India Boosts Russian Oil Imports Amid Middle East Supply Risks
India has significantly increased imports of Russian crude oil, contracting approximately 60 million barrels for delivery next month, as New Delhi seeks to stabilize energy supplies amid persistent disruptions to key Middle Eastern trade routes. The move follows a temporary easing of US sanctions and underscores India’s strategic pivot to mitigate risks stemming from the prolonged closure of the Strait of Hormuz, a critical chokepoint for global oil shipments.
According to data from analytics firm Kpler, the latest purchases mark a more than twofold increase compared to February levels, though volumes remain consistent with current-month imports. The contracts were secured at a premium of $5 to $15 per barrel over Brent crude, reflecting heightened volatility in global energy markets. The decision reverses a recent trend of reduced reliance on Russian supplies, as Indian refiners had gradually diversified sources under pressure from Western allies to limit Moscow’s revenue streams.
The surge in imports became viable after the US Department of the Treasury expanded sanctions exemptions, initially permitting India to accept cargoes loaded before March 5 to offset shortages caused by Red Sea shipping bottlenecks. The waiver was later extended to include vessels already at sea by March 12, with New Delhi anticipating further flexibility as long as transit disruptions persist. Major Indian refiners, including Mangalore Refinery & Petrochemicals and Hindustan Mittal Energy, have resumed Russian oil purchases after a months-long hiatus, having avoided such deals since December.
While Russia now dominates India’s crude import portfolio, New Delhi continues to hedge against overdependence by exploring alternative suppliers. Kpler forecasts indicate India will import 8 million barrels from Venezuela in April—the highest level since October 2020—as part of a broader diversification strategy. The geopolitical shifts have also proven financially advantageous for Moscow, which is recording its highest oil export revenues since March 2022, buoyed by renewed demand and elevated global prices.

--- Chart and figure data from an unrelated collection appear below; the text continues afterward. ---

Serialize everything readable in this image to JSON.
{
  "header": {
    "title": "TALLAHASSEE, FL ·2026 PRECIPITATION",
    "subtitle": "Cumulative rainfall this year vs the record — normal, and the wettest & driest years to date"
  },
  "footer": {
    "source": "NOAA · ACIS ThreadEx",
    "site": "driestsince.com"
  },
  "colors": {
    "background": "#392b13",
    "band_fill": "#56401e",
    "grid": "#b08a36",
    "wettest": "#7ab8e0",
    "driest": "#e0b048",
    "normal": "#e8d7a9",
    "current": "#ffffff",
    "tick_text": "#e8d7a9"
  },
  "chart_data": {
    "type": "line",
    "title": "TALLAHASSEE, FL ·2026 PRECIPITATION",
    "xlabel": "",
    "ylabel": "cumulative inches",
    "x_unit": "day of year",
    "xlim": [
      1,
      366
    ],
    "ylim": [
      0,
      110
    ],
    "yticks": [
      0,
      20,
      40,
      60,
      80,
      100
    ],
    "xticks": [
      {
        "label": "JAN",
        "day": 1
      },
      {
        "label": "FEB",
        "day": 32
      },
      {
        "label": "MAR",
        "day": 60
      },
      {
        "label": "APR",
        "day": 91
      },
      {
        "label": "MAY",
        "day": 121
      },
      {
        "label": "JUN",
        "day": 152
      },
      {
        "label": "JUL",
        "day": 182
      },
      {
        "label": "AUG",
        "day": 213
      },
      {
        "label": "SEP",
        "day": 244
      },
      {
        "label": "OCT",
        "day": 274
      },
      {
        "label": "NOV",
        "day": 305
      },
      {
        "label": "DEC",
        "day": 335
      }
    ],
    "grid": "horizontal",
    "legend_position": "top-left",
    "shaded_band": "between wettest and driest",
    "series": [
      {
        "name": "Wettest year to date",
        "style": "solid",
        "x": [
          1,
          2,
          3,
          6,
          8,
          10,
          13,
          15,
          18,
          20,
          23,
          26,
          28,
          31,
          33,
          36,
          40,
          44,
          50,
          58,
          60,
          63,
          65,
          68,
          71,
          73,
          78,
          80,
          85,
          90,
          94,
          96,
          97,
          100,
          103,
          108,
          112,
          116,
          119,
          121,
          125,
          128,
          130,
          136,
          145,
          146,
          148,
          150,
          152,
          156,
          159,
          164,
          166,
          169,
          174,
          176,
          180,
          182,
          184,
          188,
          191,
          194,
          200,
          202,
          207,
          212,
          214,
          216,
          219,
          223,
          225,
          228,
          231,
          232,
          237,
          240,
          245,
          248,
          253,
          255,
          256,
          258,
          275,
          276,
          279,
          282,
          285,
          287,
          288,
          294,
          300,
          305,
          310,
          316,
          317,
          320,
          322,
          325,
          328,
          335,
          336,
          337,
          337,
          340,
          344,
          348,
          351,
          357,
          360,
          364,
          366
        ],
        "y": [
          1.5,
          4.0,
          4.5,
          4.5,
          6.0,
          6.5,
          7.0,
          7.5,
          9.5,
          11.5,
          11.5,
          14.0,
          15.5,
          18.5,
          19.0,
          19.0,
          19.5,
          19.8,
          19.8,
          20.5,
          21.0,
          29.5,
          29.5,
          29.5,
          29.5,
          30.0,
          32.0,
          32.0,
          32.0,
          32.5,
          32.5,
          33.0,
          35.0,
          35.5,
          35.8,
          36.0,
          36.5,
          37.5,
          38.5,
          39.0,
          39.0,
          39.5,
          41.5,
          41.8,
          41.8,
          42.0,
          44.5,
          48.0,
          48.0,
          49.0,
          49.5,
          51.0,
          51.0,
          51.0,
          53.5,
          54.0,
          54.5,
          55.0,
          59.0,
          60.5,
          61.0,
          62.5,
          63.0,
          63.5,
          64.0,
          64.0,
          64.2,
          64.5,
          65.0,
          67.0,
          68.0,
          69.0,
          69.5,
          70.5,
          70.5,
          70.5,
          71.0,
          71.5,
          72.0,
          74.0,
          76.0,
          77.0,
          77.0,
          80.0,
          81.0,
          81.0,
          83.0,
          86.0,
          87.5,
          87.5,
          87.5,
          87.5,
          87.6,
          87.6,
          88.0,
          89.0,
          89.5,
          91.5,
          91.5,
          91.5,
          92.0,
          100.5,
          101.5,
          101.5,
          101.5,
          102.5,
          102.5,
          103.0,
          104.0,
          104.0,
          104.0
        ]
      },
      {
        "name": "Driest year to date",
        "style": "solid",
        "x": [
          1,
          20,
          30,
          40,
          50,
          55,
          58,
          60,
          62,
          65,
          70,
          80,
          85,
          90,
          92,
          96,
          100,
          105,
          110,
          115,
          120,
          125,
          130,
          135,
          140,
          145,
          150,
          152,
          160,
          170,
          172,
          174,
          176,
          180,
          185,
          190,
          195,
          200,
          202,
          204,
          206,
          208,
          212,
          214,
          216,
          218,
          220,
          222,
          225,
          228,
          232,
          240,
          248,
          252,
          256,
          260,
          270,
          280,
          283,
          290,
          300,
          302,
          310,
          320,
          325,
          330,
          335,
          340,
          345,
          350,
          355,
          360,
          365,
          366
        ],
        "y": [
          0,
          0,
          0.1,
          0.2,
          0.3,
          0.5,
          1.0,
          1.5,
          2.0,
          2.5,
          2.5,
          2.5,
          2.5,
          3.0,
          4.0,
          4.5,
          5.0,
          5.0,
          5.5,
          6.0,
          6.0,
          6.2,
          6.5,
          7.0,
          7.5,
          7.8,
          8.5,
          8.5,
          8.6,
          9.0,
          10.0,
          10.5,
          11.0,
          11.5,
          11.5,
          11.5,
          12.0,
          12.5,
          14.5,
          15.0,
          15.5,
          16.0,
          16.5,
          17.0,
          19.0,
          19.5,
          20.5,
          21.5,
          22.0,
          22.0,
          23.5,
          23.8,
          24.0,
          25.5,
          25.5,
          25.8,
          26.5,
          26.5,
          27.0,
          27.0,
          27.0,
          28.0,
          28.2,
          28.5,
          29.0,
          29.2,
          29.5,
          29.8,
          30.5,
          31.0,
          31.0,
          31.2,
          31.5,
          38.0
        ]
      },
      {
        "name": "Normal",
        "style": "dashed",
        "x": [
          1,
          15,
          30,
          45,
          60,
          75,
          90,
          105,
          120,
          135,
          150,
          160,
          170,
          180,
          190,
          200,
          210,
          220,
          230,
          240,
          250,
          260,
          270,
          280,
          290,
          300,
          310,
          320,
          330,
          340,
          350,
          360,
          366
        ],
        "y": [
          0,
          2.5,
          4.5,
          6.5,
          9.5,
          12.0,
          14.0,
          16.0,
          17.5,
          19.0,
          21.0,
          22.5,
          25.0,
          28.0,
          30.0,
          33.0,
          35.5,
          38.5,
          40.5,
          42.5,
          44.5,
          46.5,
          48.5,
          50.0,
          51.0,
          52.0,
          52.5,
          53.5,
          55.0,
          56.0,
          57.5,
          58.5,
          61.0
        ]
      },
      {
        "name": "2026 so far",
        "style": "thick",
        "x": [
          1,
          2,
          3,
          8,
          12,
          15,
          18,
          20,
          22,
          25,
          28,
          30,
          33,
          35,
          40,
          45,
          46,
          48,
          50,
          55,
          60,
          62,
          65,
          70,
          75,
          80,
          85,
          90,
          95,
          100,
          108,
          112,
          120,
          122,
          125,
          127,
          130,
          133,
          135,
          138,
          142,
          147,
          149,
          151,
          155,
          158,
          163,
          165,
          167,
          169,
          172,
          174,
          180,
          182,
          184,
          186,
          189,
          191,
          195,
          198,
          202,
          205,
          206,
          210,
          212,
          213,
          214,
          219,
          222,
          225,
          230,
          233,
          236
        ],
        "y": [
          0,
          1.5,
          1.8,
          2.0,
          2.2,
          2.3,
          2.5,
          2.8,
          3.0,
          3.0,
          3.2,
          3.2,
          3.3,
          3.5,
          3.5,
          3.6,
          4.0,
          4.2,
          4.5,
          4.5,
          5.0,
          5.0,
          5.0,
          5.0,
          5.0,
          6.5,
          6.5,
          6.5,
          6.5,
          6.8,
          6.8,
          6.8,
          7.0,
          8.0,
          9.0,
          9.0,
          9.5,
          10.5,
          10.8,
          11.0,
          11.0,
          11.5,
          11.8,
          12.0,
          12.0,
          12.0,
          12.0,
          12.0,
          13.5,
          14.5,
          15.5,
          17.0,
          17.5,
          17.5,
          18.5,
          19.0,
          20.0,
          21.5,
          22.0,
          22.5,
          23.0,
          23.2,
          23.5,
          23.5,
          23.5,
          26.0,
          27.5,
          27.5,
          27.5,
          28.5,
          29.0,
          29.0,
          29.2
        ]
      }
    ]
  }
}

The developments highlight the complex interplay between energy security, sanctions policy, and market dynamics, as nations navigate supply chain uncertainties. For India, the third-largest oil importer globally, balancing cost efficiency with geopolitical considerations remains a priority, particularly as conflicts in the Middle East and Eastern Europe show no signs of abating. Analysts note that while the US sanctions relief provides short-term stability, the long-term sustainability of India’s reliance on discounted Russian crude will depend on evolving regulatory frameworks and the trajectory of global oil flows.
Industry observers suggest that the current scenario could prompt other Asian economies to reassess their procurement strategies, potentially reshaping trade patterns in the energy sector. Meanwhile, Moscow’s ability to capitalize on the shifted demand underscores the resilience of its oil export infrastructure, despite extensive Western restrictions imposed since 2022. As the situation unfolds, market participants will closely monitor whether the US maintains its flexible stance on sanctions, particularly if disruptions in the Red Sea or Strait of Hormuz persist beyond current expectations.